Currently Rays Wood Works is operated as a sole proprietorship. Since you want to expand your business, I would recommend that you change your form of business to a limited liability company. This form of business is very similar to what you have now, and only a few things might change. A limited liability company is a form of business organization that provides the ease and effortlessness of sole proprietorships, but the limited liability of corporations. If the business is planning to profit at least $600,000 this would come in handy for you, because you can choose which way you want your business to be taxed each year. Making that much money you would want to be taxed as a corporation instead of paying personal income tax rates for the profits earned. You also have concerns about liability and that is great, with a limited liability company you will have limited liability, which will be better for you than the sole proprietorship which has unlimited liability. This will help you out if any of the incidents happen that you are worried about. You did say that you have not run into any of those issues, but it is always good to be prepared for it if you do. Raising your capital will be a little difficult, but you can always go to a bank and get a loan for your business. This way you do not have to worry about how much of the profits you have to share with an investor or bring in any partners. You will still have full control. You will need to have a written operating agreement. This will help the company out, because it includes how you

want the company to be managed and operated.
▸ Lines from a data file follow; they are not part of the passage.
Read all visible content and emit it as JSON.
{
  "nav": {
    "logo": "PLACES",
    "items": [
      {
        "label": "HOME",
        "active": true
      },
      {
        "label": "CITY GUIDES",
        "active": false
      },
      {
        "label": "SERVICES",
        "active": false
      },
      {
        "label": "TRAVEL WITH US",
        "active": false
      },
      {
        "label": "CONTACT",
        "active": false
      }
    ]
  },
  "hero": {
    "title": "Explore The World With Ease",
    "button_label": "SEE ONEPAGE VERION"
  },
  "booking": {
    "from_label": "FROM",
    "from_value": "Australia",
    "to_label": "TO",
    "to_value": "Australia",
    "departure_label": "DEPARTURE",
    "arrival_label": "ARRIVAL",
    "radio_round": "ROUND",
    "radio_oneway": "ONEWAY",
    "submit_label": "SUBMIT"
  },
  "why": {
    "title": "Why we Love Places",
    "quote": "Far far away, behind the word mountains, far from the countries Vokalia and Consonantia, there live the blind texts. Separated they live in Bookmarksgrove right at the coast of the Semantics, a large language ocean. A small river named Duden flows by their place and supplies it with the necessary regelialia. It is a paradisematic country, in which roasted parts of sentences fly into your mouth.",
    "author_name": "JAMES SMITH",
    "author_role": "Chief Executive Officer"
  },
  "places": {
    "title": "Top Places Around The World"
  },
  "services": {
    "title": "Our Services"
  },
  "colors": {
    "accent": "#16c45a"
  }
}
You would also include the contingency in your operating agreement, so you would know that your business would continue if anything were to happen to you. I feel that the best form of business for this particular business would be limited liability company, because it provides the best tax breaks for you and you will still be in control of your business, to where you are involved in the day-to-day management of the business. Changing into a limited liability company will also save you time and money, because becoming a corporation can be very expensive, and involve a lot more meetings and regular maintenance of the entity. The best part about becoming a LLC is that you can keep the name of your business. You will just have to file d.b.a. filings to assume another name so that you do not have to include the LLC with Rays Wood Works. With all of that inconsideration, you should look over the business report that I made for you about the forms of business, and see if there is another one that you feel that best suits your business. Limited Liability Company is my professional chose for your business.